To do that we just need to add a little tweek in the code.

> **Task 5** Read the code below. Can you find the differences with ```bellman_operator``` above?

In [None]:
def bellman_operator_plus(w, return_policy=False, grid=np.linspace(1e-6, 2, 150), u=lambda x: log(x)):
    """
    The approximate Bellman operator, which computes and returns the updated
    value function Tw on the grid points.
    Inputs:
        * w is a flat NumPy array with len(w) = len(grid)
        * return_policy is a boolean, if true returns w (value) and c (optimal policy)
        * grid is a NumPy array with one-dimensional vector of state points
        * u is a function with a single numerical argument: instantaneous utility function

    Returns:
        * w  - and if return_policy==True, a tuple (w,c)
    """
    # For a set of w=v(a), link the points such that we get a function w(a)
    Aw = lambda x: interp(x, grid, w)
    
    # Generate our next guess:
    Tw = np.empty(grid_size)                                         # Create space for our new guess, w'
    policy = np.empty(grid_size)
    for i, k in enumerate(grid):                                     # for each index and value of k in out grid: 
        objective = lambda c: - u(c) - beta * Aw(k**alpha - c)     # define the objective function (in one line)
        c_star = fminbound(objective, 1e-6, k**alpha)                # find the optimal c* that max. u(c) + beta w(a'(c))
        Tw[i] = - objective(c_star)                                  # store the values for our v(c*) => w'
        policy[i] = c_star                                           # store the values for our c*
    # Return time
    if return_policy==False:
        return Tw                                                    # Return those values as our new w'
    else:
        return (Tw,policy)

Finally, let's run this function and solve the problem again

> **Task 6**: Fill in the blanks below - if you understood the function above it should be a pieve of cake!

In [None]:
w = w0
tol = 1e-6
distance = np.abs(np.max(w0 - bellman_operator(w0)))
iterations = 0
while distance > tol:
    bellman = bellman_operator_plus(w, return_policy=True)
    w_next = # pick the right one here
    policy = # pick the right one here
    distance = np.abs(np.max(w - w_next))
    w = w_next
    iterations += 1
    if iterations % 50 == 0:
        print ' after {} iterations, distance is {}'.format(iterations, distance)
print 'Done'

Finally, let's plot the solution

In [None]:
# Tru optimal consumption - from your notes.

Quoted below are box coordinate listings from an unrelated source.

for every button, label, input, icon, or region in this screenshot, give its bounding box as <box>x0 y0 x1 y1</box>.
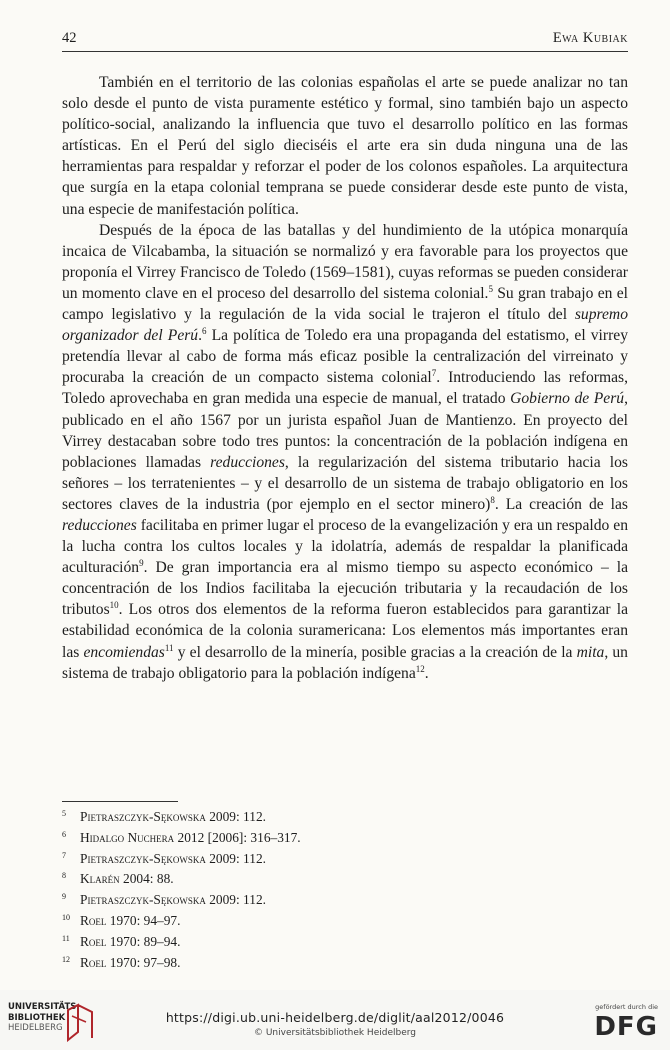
footnote: $^8$ Klarén 2004: 88. <box>62 871 174 887</box>
footnote: $^9$ Pietraszczyk-Sękowska 2009: 112. <box>62 892 266 908</box>
footnote: $^7$ Pietraszczyk-Sękowska 2009: 112. <box>62 850 266 866</box>
footnote-ref-6[interactable]: 6 <box>202 326 207 337</box>
paragraph-2: Después de la época de las batallas y del hundimiento de la utópica monarquía incaica de Vilcabamba, la situación se normalizó y era favorable para los proyectos que proponía el Virrey Francisco de Toledo (1569–1581), cuyas reformas se pueden considerar un momento clave en el proceso del desarrollo del sistema colonial.$^5$ Su gran trabajo en el campo legislativo y la regulación de la vida social le trajeron el título del supremo organizador del Perú.$^6$ La política de Toledo era una propaganda del estatismo, el virrey pretendía llevar al cabo de forma más eficaz posible la centralización del virreinato y procuraba la creación de un compacto sistema colonial$^7$. Introduciendo las reformas, Toledo aprovechaba en gran medida una especie de manual, el tratado Gobierno de Perú, publicado en el año 1567 por un jurista español Juan de Mantienzo. En proyecto del Virrey destacaban sobre todo tres puntos: la concentración de la población indígena en poblaciones llamadas reducciones, la regularización del sistema tributario hacia los señores – los terratenientes – y el desarrollo de un sistema de trabajo obligatorio en los sectores claves de la industria (por ejemplo en el sector minero)$^8$. La creación de las reducciones facilitaba en primer lugar el proceso de la evangelización y era un respaldo en la lucha contra los cultos locales y la idolatría, además de respaldar la planificada aculturación$^9$. De gran importancia era al mismo tiempo su aspecto económico – la concentración de los Indios facilitaba la ejecución tributaria y la recaudación de los tributos$^{10}$. Los otros dos elementos de la reforma fueron establecidos para garantizar la estabilidad económica de la colonia suramericana: Los elementos más importantes eran las encomiendas$^{11}$ y el desarrollo de la minería, posible gracias a la creación de la mita, un sistema de trabajo obligatorio para la población indígena$^{12}$. <box>62 221 629 682</box>
footnote-ref-7[interactable]: 7 <box>431 368 437 379</box>
header-rule <box>62 51 628 52</box>
footnote: $^{11}$ Roel 1970: 89–94. <box>62 933 181 949</box>
library-name: UNIVERSITÄTS- BIBLIOTHEK HEIDELBERG <box>8 1002 80 1033</box>
footnote-ref-8[interactable]: 8 <box>490 494 495 505</box>
footnote-ref-5[interactable]: 5 <box>488 283 493 294</box>
footnote: $^{10}$ Roel 1970: 94–97. <box>62 912 181 928</box>
footnotes <box>62 805 622 971</box>
dfg-logo: DFG <box>594 1012 658 1042</box>
footnote: $^5$ Pietraszczyk-Sękowska 2009: 112. <box>62 809 266 824</box>
paragraph-1: También en el territorio de las colonias españolas el arte se puede analizar no tan solo desde el punto de vista puramente estético y formal, sino también bajo un aspecto político-social, analizando la influencia que tuvo el desarrollo político en las formas artísticas. En el Perú del siglo dieciséis el arte era sin duda ninguna una de las herramientas para respaldar y reforzar el poder de los colonos españoles. La arquitectura que surgía en la etapa colonial temprana se puede considerar desde este punto de vista, una especie de manifestación política. <box>62 74 628 218</box>
footnote: $^6$ Hidalgo Nuchera 2012 [2006]: 316–317. <box>62 829 301 845</box>
footnote-ref-11[interactable]: 11 <box>164 642 174 653</box>
footnote: $^{12}$ Roel 1970: 97–98. <box>62 954 181 970</box>
footnote-ref-10[interactable]: 10 <box>109 600 119 611</box>
body-text <box>62 72 628 684</box>
footnote-ref-12[interactable]: 12 <box>415 663 425 674</box>
footnote-ref-9[interactable]: 9 <box>139 558 144 569</box>
funding-note: gefördert durch die <box>595 1003 658 1011</box>
running-head-author: Ewa Kubiak <box>552 30 628 46</box>
running-head <box>62 30 628 52</box>
digitization-footer <box>0 990 670 1050</box>
permalink-url[interactable]: https://digi.ub.uni-heidelberg.de/diglit/aal2012/0046 <box>165 1010 505 1025</box>
footnote-rule <box>62 801 178 802</box>
copyright: © Universitätsbibliothek Heidelberg <box>253 1028 416 1038</box>
page-number: 42 <box>62 30 77 46</box>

An evil macro teacher would tell you to find it yourself!
true_c = (1 - alpha * beta) * grid**alpha

# Plot
plt.figure(figsize=(10,6))
plt.plot(grid,policy, label='Our $c^*(a_i)$')
plt.plot(grid,true_c, color='black', alpha=0.5, label='True $c^*(a_i)$')
plt.title('Policy function', fontsize=18)
plt.xlabel('$a_i$', fontsize=16)
plt.ylabel('$c^*(a_i)$', fontsize=16)
plt.legend(loc='best',fontsize=16, frameon=True)
plt.show()

In [None]:
# Zoom in
plt.figure(figsize=(10,6))
plt.plot(grid,policy, label='Our $c^*(a_i)$')
plt.plot(grid,true_c, color='black', alpha=0.5, label='True $c^*(a_i)$')
plt.title('Policy function (zoom around 1)', fontsize=18)
plt.xlabel('$a_i$', fontsize=16)
plt.ylabel('$c^*(a_i)$', fontsize=16)
plt.xlim(0.8,1.2)
plt.ylim(0.3,0.45)
plt.legend(loc='best',fontsize=16, frameon=True)
plt.show()

## Finito

As you can see, the answer is just approximate - because of the discretization. There are more fancy ways of doing it, but I'll leave that for another time.

For now, you can play around with ```bellman_operator_plus```: try different utility functions, parameters, etc. It is nice to see the difference between logs, CRRA and quadratic utility for example.

Make sure you understand the logic of the algorithm. Next week we'll do something more interesting: a consumption/growth problem with uncertainty - first stochastic growth (white noise shocks) and then markow chain (the innovation tomorrow can be approximated from the innovation today).